Matrix-Vector Multiplication

What you'll learn: How to multiply a matrix by a vector to transform data—a fundamental operation underlying predictions in machine learning.

What Is Matrix-Vector Multiplication?

When you multiply a matrix by a vector, you're applying a linear transformation—essentially reshaping or rotating your data in space. Each row of the matrix performs a dot product with the vector, producing one number in the output vector.

Think of it like a recipe card system: each recipe (matrix row) takes your ingredients (input vector) and combines them with specific weights to create one dish (output element).

The Mechanics

Given a matrix A with dimensions m × n and a vector x with n elements:

1. Check dimensions: The number of columns in A must equal the length of x
2. Compute each output element: The i-th element of the result equals the dot product of the i-th row of A with x
3. Result shape: You get an output vector with m elements

Example

Matrix A (2×3):

[2  1  3]
[0  4  1]

Vector x (3 elements):

[1]
[2]
[3]

Result (2 elements):

• First element: (2×1) + (1×2) + (3×3) = 2 + 2 + 9 = 13
• Second element: (0×1) + (4×2) + (1×3) = 0 + 8 + 3 = 11

Output: [13, 11]

Why It Matters

Every neuron in a neural network performs matrix-vector multiplication!
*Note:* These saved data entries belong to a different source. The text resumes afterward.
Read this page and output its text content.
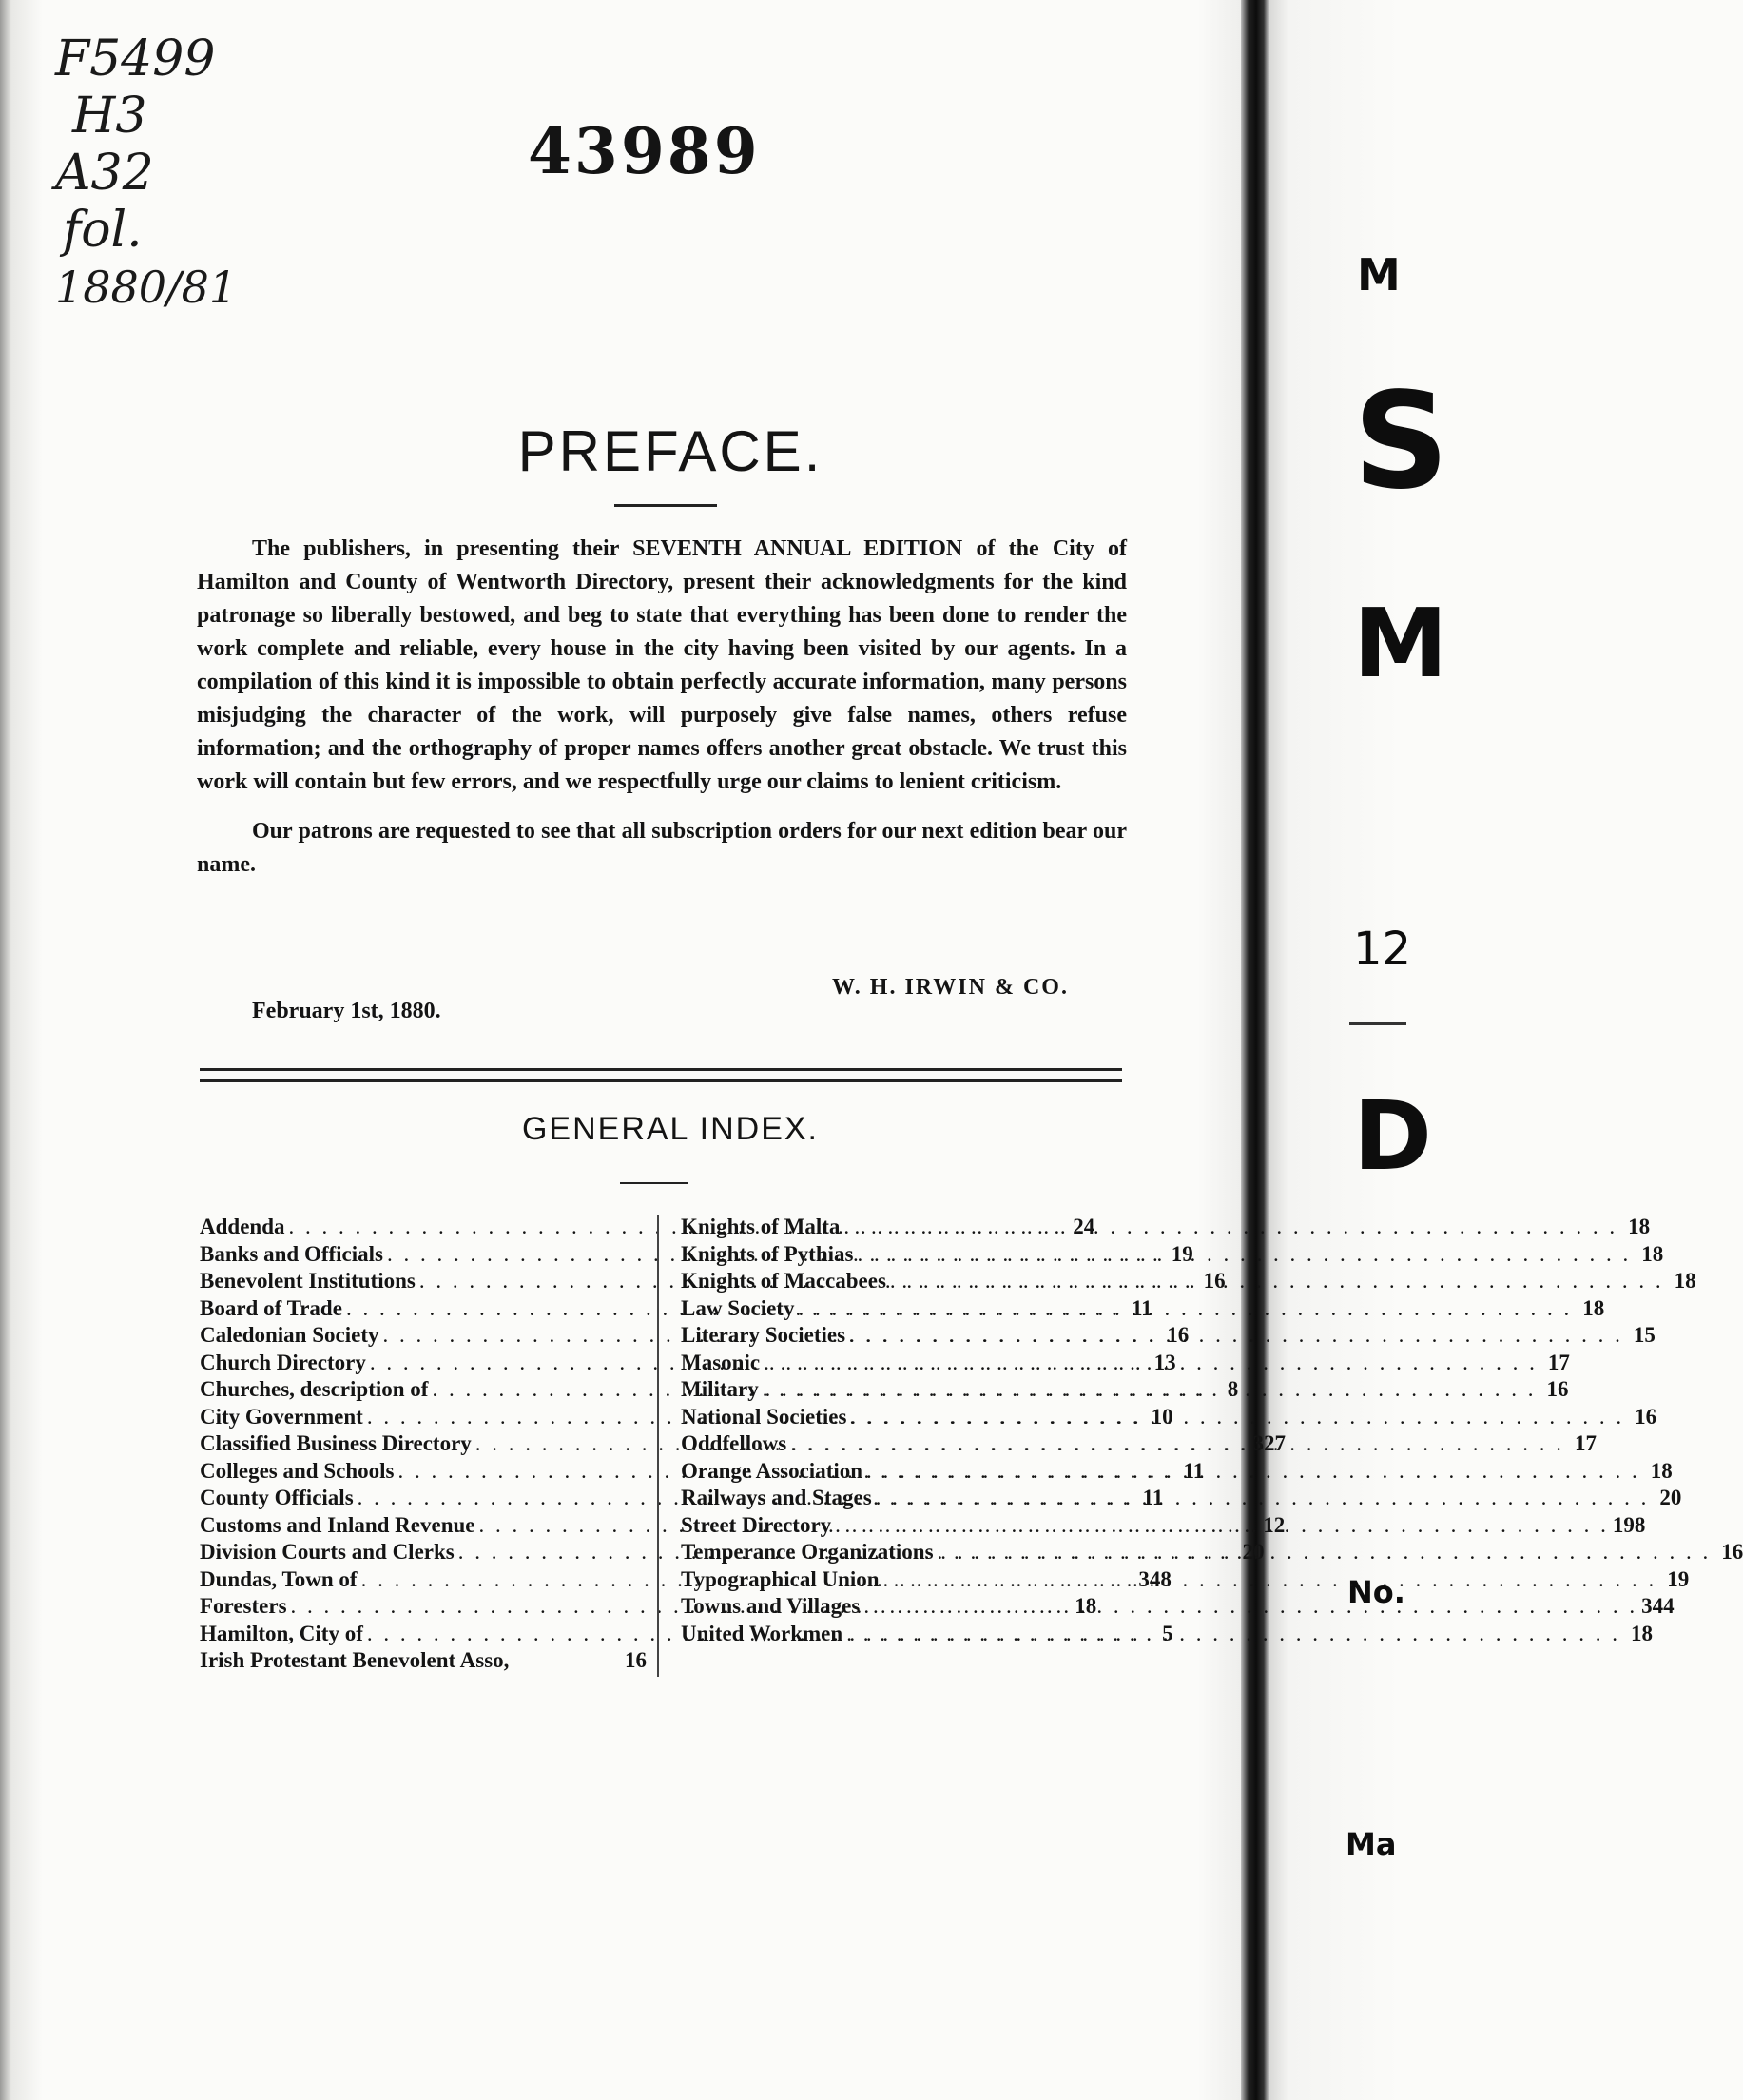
M
S
M
12
D
No.
Ma
F5499
H3
A32
fol.
1880/81
43989
PREFACE.

The publishers, in presenting their SEVENTH ANNUAL EDITION of the City of Hamilton and County of Wentworth Directory, present their acknowledgments for the kind patronage so liberally bestowed, and beg to state that everything has been done to render the work complete and reliable, every house in the city having been visited by our agents. In a compilation of this kind it is impossible to obtain perfectly accurate information, many persons misjudging the character of the work, will purposely give false names, others refuse information; and the orthography of proper names offers another great obstacle. We trust this work will contain but few errors, and we respectfully urge our claims to lenient criticism.

Our patrons are requested to see that all subscription orders for our next edition bear our name.

W. H. IRWIN & CO.
February 1st, 1880.
GENERAL INDEX.
Addenda . . .	24
Banks and Officials . . .	19
Benevolent Institutions . . .	16
Board of Trade . . .	11
Caledonian Society . . .	16
Church Directory . . .	13
Churches, description of . . .	8
City Government . . .	10
Classified Business Directory . . .	327
Colleges and Schools . . .	11
County Officials . . .	11
Customs and Inland Revenue . . .	12
Division Courts and Clerks . . .	20
Dundas, Town of . . .	348
Foresters . . .	18
Hamilton, City of . . .	5
Irish Protestant Benevolent Asso,	16
Knights of Malta . . .	18
Knights of Pythias . . .	18
Knights of Maccabees . . .	18
Law Society . . .	18
Literary Societies . . .	15
Masonic . . .	17
Military . . .	16
National Societies . . .	16
Oddfellows . . .	17
Orange Association . . .	18
Railways and Stages . . .	20
Street Directory . . .	198
Temperance Organizations . . .	16
Typographical Union . . .	19
Towns and Villages . . .	344
United Workmen . . .	18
Your input features (vector) get combined using learned weights (matrix rows) to produce predictions. This operation transforms raw data into meaningful outputs.

Key Takeaway: Matrix-vector multiplication applies a linear transformation by taking dot products of each matrix row with the input vector—the dimensions must align (matrix columns = vector length), and the output vector has as many elements as the matrix has rows.